Germania. Conservatori e Verdi, un'alleanza possibile?
di Ubaldo Villani-Lubelli
Vi ripropongo un mio vecchio articolo del 16 marzo 2011 sulla scelta del Governo Merkel di rinunciare al nucleare: In Germania il fronte nuclearista non cede. Al primo posto la sicurezza
Nel romanzo “Dopo la catastrofe” (Die Wolke), la scrittrice tedesca Gudrun Pausewang immagina un incidente al reattore nucleare di Grafenrheinfeld, in Baviera, tale da determinare una catastrofe immane. Una storia evidentemente ispirata all’incidente di Černobyl'. Vedendo le immagini delle esplosioni alla centrale giapponese di Fukushima, Angela Markel deve aver pensato spesso a quel romanzo ed allo scenario apocalittico che viene raccontato. Eppure, appena l’autunno scorso, il suo Governo aveva deciso di prolungare l’utilizzo del nucleare dal 2022, così come deciso nel 2001 dal governo di Gerhard Schröder, al 2036 ed, al contempo, di arrivare, entro il 2050, all’80 per cento di produzione di energia da fonti rinnovabili. Oggi, però, a distanza di solo cinque mesi e condizionati dalla drammaticità delle immagini provenienti dal Giappone, la Cancelliera ed il suo governo hanno deciso di sospendere quella decisione.

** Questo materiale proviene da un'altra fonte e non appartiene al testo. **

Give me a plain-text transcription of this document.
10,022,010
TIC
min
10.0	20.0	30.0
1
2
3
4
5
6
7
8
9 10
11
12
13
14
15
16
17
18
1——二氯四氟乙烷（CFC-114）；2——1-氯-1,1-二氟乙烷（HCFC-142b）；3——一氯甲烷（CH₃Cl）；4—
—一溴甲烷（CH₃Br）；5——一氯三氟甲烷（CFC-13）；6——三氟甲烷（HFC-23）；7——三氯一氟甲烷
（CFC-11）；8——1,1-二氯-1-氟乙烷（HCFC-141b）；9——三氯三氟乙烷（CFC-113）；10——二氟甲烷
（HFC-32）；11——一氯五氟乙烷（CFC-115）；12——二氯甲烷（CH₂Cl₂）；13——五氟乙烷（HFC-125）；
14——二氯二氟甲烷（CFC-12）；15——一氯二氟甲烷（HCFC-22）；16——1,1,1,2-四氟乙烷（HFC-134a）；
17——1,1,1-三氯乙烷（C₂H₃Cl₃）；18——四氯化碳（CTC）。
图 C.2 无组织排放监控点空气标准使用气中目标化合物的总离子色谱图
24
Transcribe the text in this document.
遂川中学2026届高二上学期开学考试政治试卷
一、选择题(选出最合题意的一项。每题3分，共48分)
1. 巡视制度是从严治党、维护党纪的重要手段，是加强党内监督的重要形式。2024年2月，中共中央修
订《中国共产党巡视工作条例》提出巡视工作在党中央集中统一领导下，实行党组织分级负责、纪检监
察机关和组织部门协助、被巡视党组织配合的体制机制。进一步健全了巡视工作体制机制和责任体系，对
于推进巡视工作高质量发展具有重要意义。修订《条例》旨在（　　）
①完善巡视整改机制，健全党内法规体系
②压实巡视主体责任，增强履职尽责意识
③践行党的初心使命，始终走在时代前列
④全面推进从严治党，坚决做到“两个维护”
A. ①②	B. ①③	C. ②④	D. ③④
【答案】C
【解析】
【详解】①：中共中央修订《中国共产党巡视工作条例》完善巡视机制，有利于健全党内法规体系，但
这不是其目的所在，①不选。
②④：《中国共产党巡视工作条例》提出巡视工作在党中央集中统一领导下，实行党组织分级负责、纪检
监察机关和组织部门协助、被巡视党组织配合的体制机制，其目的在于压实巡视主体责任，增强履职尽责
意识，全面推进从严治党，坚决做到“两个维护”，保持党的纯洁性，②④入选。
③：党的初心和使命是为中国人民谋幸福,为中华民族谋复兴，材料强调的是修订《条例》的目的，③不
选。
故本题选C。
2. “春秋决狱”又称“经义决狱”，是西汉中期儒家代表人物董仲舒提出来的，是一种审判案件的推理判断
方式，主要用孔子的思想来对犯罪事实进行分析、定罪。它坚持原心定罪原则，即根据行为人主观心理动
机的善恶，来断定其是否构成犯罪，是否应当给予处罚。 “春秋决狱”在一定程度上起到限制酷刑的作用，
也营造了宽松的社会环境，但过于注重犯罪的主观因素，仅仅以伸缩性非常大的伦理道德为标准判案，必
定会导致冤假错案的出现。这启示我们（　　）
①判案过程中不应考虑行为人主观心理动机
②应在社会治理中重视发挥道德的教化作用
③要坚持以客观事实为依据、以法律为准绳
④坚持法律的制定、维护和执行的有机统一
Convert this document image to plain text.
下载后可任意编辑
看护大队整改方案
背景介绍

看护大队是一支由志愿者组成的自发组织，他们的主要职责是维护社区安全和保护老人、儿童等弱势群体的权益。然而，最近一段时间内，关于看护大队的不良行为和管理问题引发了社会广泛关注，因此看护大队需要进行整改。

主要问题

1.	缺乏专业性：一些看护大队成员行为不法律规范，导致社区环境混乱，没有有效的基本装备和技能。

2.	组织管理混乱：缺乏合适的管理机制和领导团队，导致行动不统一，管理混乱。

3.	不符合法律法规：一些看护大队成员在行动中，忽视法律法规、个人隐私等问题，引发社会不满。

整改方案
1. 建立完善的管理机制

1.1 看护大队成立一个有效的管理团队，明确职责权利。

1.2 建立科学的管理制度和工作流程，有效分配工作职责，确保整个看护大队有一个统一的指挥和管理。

Il metodo di Angela Merkel e del suo vice Guido Westerwelle è stato spettacolare ed ha spiazzato l’intera Unione Europea e molti analisti politici. La decisione del Governo tedesco non è, però, un abbandono del nucleare, ma una spegnimento di sette delle centrali più vecchie e di una moratoria di tre mesi sulla decisione di prolungare la vita delle centrali del paese, in attesa che una commissione chiarisca la sicurezza delle diciassette centrali sul territorio tedesco che, a dire il vero, erano già state controllate e dichiarate sicure pochi mesi fa. Ricordiamo che la Germania non ha in programmazione la costruzione di nuove centrali. In realtà, la decisione del governo di Berlino è una sintesi di teutonico senso di responsabilità e freddo calcolo politico.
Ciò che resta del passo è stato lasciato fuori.